Mit Logik ist Elon aber nicht bei zukommen. Bei vielen Diskussion hier im Forum wird oft vergessen, dass Elon angetreten ist Elektromobilität zu pushen. Und das geht am besten, wenn ich eine Alternative zu A4, 3er mit mittlerer Ausstattung und Motorisierung anbiete.
Idealerweise wäre es eine Alternative zum Golf. Das ist halt mal das meistverkaufte Auto.

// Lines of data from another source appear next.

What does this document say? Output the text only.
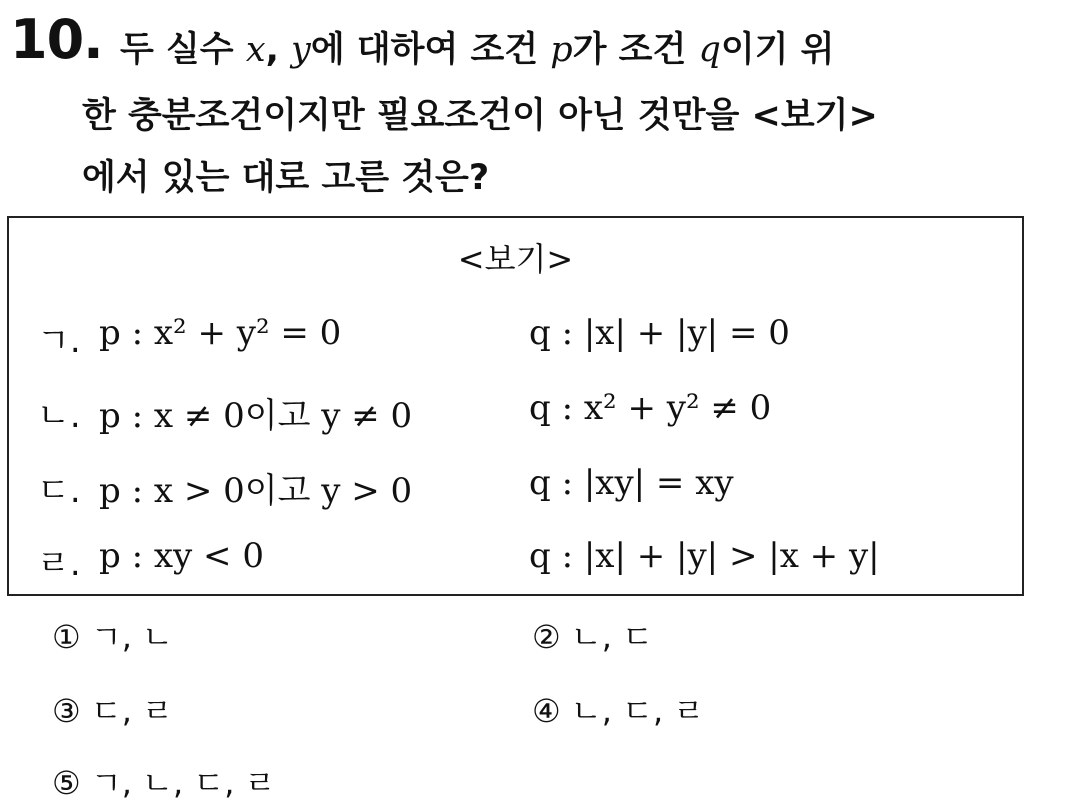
10. 두 실수 x, y에 대하여 조건 p가 조건 q이기 위
한 충분조건이지만 필요조건이 아닌 것만을 <보기>
에서 있는 대로 고른 것은?
<보기>
ㄱ. p : x² + y² = 0	q : |x| + |y| = 0
ㄴ. p : x ≠ 0이고 y ≠ 0	q : x² + y² ≠ 0
ㄷ. p : x > 0이고 y > 0	q : |xy| = xy
ㄹ. p : xy < 0	q : |x| + |y| > |x + y|
① ㄱ, ㄴ	② ㄴ, ㄷ
③ ㄷ, ㄹ	④ ㄴ, ㄷ, ㄹ
⑤ ㄱ, ㄴ, ㄷ, ㄹ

Zum Thema SuC: Ich denke, dass die meisten Model 3 Käufer gar keine SuC-Flat benötigen. Meine täglichen Strecken komme ich ohne SuC aus. Bleiben noch Wochenende oder Urlaub.
WoE-Ausflüge > 200km einfache Strecke kommen vielleicht 3-4 mal im Jahr vor. Urlaub 1x. Somit braucht man den SuC vielleicht 10-14x im Jahr. Da könnte ich verstehen, wenn der eine oder andere das Rechen anfängt, falls es eine Pay-per-Charge Alternative geben wird.
Ich persönlich werde wahrscheinlich schon die SuC-Flatrate nehmen. Einfach schon aus dem Grund, um im meinem verbrennerfahrenden Umfeld damit anzugeben.

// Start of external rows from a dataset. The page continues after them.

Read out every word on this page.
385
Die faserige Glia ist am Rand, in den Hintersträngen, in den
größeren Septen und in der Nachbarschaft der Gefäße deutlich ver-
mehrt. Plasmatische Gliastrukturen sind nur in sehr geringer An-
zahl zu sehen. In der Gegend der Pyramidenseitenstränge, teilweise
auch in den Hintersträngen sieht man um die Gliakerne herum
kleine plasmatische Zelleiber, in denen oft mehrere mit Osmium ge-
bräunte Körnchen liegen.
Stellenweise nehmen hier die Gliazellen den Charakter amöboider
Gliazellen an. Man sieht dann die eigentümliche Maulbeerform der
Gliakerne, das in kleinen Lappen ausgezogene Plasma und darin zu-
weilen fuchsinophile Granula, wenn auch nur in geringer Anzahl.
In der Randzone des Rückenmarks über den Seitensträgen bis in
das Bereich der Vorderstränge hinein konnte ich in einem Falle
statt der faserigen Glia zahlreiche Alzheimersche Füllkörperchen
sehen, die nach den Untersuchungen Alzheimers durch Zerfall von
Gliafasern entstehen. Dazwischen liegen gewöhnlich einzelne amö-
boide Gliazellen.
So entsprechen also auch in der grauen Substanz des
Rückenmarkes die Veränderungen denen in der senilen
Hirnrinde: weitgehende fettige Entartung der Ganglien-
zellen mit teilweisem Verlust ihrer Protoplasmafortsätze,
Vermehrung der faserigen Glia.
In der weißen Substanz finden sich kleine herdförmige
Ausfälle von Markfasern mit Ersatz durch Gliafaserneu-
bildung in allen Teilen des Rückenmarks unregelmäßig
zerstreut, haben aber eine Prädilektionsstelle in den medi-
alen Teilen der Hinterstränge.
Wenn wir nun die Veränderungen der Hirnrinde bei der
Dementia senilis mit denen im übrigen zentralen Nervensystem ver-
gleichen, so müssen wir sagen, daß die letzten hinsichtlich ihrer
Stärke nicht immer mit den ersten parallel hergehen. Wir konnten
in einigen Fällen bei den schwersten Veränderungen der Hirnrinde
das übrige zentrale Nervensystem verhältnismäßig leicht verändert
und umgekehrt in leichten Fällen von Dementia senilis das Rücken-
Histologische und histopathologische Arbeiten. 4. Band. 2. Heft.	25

Elon ist wahrscheinlich einer der logistischen Menschen überhaupt! :exclamation:
Du darfst nicht Musk`s sehr zukunftsorientierte Visionen verwechseln mit dem was er tatsächlich tut.

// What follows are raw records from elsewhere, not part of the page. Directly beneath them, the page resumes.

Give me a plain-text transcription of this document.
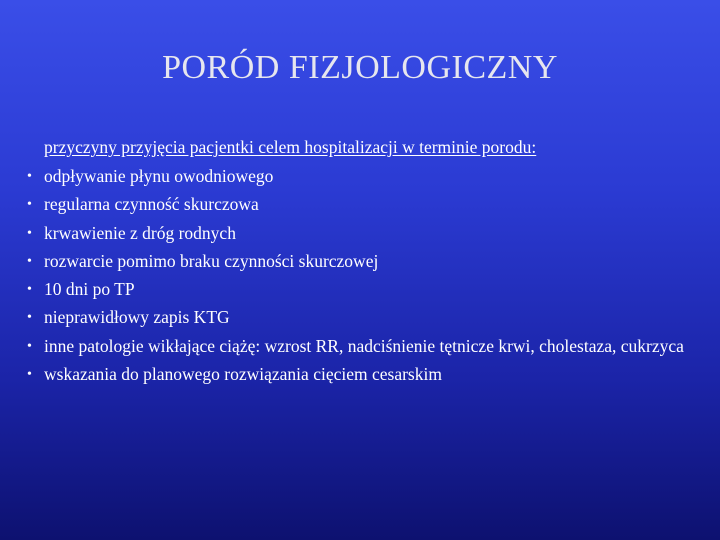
PORÓD FIZJOLOGICZNY
przyczyny przyjęcia pacjentki celem hospitalizacji w terminie porodu:
• odpływanie płynu owodniowego
• regularna czynność skurczowa
• krwawienie z dróg rodnych
• rozwarcie pomimo braku czynności skurczowej
• 10 dni po TP
• nieprawidłowy zapis KTG
• inne patologie wikłające ciążę: wzrost RR, nadciśnienie tętnicze krwi, cholestaza, cukrzyca
• wskazania do planowego rozwiązania cięciem cesarskim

Z.B. Space X: Musk redet von einer Kolonisation vom Mars. Was er aber konkret tut ist sehr aggressiv in den ganz bodenständigen Markt einzudringen Satelliten in den Orbit zu transportieren und für gutes Geld die ISS zu versorgen.
Er will erst mal mächtig werden und fleißig Geld verdienen um überhaupt wilde Zukunftsvisionen möglich zu machen.

Z.B. Tesla: Musk redet davon, dass langfristig alles vom Schiff bis zum Jet elektrisch angetrieben wird. Und ein senkrecht startender, elektrischer Überschallflieger ist sein spezielles Steckenpferd.
Und er tut konkret in den Markt für hochpreisige Autos einzusteigen.

uswusf.!

Die effektivste Methode die Elektromobilität zu puschen ist es gerade teure, begehrenswerte Verbrenner alt aussehen zu lassen. Das ist eine Frage des Produktionsvolumens welches zu schaffen ist! Erst bei weit höheren Volumina macht es Sinn weiter „unten“ anzugreifen.

@Helmut1: Das sehe ich alles ein. Es passt aber nicht zu der 35´000,- USD-Aussage.
Und ich hoffe wirklich, dass es dabei bleibt.

Und genau deshalb kann es keine Pay-per-Charge Variante geben.
Die soll ein enges Supercharger-Netz mit ausreichender Anzahl an Säulen für die Urlaubszeit mit Pay per Charge bezahlt werden?